Adds analyst comment, updates prices
CANBERRA, Feb 1 (Reuters) - Chicago wheat futures moved lower on Thursday amid weak demand and falling export prices in Russia, while soybeans and corn also lost ground and were just above multi-year lows on the prospect of ample supply.
The most-active what contract on the Chicago Board of Trade (CBOT) Wv1 was down 0.3% at $5.93-1/4 a bushel by 0337 GMT. Prices fell 5.2% in January and aren't far from a three-year low of $5.40 reached last September.
CBOT soybeans Sv1 fell 0.2% to $12.19-3/4 a bushel and were close to Tuesday's two-year low of $11.88, while corn Cv1 slipped 0.3% to $4.47 a bushel and was near a three-year low of $4.37 hit twice during January.
"Grain prices are likely to remain under pressure, as markets globally and locally battle with a supply outlook for 2024 that is more plentiful than in past years," said Stefan Vogel at Rabobank in Sydney.
"For a significant 2024 price upside for grain, the world would need to see weather-related supply shortages arise."
Falling wheat prices in Russia, which still has a large surplus to shift before this summer's harvest, have kept the wheat market's focus on Black Sea supplies.
Russia's agriculture minister, meanwhile, said the country would increase the area for the 2024 harvest by 300,000 hectares to 84.5 million hectares, bolstering expectations for another bumper crop.
Euronext wheat futures hit new contract lows on Wednesday.
Data showing a fourth consecutive monthly decline in China's manufacturing activity did nothing to ease concerns about Chinese demand for agricultural imports. O/R
The U.S. dollar also strengthened during January, making U.S. farm products less attractive to importers. UDS=FRX/
Commodity funds - which hold net short positions in CBOT wheat, corn and soybeans - were net sellers of wheat and corn futures on Wednesday while buying soybeans, traders said.
Argentina's farm regions are bracing for a heat wave over the next week, followed by rains that will douse the northern, western and southern regions but largely miss the center-east zone, the Buenos Aires grains exchange said.
India's major wheat-growing areas in the north could experience above normal temperatures in February, the country's weather office said, raising concerns about crop yields.

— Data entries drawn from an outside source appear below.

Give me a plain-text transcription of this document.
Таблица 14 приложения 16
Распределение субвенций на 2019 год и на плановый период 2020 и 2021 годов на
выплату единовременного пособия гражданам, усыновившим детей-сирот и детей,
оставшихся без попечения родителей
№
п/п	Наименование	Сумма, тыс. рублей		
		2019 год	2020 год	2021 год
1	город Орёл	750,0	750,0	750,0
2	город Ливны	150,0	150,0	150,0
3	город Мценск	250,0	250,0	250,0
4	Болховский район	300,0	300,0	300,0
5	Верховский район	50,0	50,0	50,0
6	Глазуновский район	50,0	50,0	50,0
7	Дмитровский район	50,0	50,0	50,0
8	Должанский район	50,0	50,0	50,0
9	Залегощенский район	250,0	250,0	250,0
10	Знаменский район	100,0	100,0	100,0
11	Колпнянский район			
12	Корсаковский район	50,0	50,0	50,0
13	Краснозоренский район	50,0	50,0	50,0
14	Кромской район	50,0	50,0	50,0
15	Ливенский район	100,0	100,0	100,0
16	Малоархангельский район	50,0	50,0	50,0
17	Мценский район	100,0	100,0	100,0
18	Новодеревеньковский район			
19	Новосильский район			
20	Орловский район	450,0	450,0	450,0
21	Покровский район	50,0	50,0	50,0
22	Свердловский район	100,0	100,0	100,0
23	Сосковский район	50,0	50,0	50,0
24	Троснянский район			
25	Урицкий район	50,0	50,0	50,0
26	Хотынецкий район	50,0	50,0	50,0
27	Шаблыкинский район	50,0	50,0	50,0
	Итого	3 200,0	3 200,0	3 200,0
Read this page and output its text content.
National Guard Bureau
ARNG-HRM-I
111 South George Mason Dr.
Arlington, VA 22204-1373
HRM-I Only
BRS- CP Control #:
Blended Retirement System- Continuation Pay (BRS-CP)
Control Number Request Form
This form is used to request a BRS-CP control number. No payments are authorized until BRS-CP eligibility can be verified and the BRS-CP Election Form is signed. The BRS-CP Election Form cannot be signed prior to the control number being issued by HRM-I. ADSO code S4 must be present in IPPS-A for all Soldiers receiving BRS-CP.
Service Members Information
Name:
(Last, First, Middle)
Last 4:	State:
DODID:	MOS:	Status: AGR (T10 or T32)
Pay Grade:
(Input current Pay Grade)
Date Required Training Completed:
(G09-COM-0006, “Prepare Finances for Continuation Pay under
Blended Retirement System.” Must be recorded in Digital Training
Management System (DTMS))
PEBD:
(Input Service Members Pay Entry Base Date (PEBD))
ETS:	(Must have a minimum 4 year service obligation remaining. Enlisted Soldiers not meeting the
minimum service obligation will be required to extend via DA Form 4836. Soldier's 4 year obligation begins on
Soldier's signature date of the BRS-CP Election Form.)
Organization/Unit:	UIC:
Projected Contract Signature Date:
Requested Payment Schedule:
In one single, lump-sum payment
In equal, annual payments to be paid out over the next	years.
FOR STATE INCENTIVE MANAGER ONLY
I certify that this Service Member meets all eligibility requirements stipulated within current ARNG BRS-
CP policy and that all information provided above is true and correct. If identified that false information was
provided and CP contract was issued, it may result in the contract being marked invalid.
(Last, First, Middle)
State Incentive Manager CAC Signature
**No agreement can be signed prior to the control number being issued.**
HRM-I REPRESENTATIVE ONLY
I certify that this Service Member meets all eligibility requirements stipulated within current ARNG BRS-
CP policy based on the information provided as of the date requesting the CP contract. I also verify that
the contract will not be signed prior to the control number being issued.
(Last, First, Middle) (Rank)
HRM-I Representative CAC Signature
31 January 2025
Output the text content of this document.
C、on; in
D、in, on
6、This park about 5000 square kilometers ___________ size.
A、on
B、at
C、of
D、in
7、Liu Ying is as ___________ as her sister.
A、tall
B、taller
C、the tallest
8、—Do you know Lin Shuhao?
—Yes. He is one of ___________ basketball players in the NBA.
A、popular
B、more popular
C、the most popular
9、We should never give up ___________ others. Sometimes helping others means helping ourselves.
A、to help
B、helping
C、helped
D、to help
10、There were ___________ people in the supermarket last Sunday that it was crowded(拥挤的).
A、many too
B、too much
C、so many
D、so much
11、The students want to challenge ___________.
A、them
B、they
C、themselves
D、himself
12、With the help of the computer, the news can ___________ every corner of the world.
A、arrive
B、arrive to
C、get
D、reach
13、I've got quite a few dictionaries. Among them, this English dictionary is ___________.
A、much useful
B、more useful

Ukraine's agricultural maritime exports are expected to fall to around 3.8 million metric tons in January from around 6.1 million tons in the prior month, brokers said.
The European Commission proposed measures to limit agricultural imports from Ukraine and offer greater flexibility on rules for fallow land in a bid to quell protests by angry farmers in France and other EU members.